Last weekend we were able to chat with Sarah Silverman about her involvement with the Draw the Line campaign, started by the Center For Reproductive Rights to "guarantee and protect reproductive rights as fundamental human rights and stop the attacks by politicians who want to take those rights away." And while we often see opinions on women's issues — especially abortion and contraception — divided along party lines, Sarah told us she believes reproductive rights are a nonpartisan issue:
[Draw the Line is] about women's reproductive rights and being able to be in control of your own body. I think that's, to me, a very nonpartisan issue — it's a women's issue or anyone who loves women. Abortion is a very small part of women's health and being able to have it be affordable to people. And I think it's money very well spent by the government, and that to shut that down would be a real disadvantage to a sex that is the majority of this country. I feel strongly about it. I don't think that women are farm animals; I think they're human people who deserve the same rights as men.
Sarah joins other famous ladies like Amy Poehler, Meryl Streep, and Kyra Sedgwick in her involvement with the Draw the Line movement, encouraging Americans to sign the Bill of Reproductive Rights. The bill includes the following rights:
- The right to make our own decisions about our reproductive health and future, free from intrusion or coercion by any government, group, or individual.

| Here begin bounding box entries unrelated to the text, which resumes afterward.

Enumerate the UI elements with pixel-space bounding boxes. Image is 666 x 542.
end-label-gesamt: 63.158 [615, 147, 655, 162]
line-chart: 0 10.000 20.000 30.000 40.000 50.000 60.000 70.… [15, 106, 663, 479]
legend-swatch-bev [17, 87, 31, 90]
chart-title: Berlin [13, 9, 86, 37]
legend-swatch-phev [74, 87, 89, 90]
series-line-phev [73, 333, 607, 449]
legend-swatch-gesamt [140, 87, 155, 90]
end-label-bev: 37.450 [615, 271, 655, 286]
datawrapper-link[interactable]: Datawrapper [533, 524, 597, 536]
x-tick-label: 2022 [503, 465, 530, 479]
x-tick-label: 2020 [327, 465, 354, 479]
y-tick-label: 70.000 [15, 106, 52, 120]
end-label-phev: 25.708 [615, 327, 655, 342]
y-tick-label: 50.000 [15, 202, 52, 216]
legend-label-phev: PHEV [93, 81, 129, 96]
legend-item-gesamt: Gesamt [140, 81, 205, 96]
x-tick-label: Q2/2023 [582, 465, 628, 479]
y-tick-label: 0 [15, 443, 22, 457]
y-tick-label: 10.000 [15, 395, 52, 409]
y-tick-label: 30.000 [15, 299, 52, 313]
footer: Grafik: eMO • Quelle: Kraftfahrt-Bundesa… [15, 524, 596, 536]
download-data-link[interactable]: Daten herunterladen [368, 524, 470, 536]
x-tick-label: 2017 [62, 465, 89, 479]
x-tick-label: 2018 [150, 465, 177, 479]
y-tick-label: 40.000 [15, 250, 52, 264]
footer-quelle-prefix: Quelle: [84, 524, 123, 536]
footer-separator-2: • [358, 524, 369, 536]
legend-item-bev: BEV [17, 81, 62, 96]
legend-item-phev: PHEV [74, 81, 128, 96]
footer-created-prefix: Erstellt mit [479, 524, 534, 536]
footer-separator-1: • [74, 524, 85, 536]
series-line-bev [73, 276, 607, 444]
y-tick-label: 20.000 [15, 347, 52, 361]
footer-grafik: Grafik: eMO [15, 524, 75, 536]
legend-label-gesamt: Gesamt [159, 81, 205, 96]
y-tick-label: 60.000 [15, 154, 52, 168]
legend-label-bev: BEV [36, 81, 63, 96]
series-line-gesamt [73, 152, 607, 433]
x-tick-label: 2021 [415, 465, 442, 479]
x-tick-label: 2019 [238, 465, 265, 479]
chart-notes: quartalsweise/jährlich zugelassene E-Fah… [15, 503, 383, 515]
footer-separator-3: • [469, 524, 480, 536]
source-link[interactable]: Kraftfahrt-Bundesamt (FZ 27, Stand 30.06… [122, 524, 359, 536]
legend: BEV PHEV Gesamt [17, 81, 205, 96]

- The right to a full range of safe, affordable, and readily accessible reproductive health care, including pregnancy care, preventive services, contraception, abortion, and fertility treatment — and accurate information about all of the above.
- The right to be free from discrimination in access to reproductive health care or on the basis of our reproductive decisions.
This presidential election season Barack Obama and Mitt Romney need the women's vote to win in November, and one of the ways they'll get it is by addressing the issues we care about, like reproductive rights. Do you agree with Sarah that women's health care is a nonpartisan issue?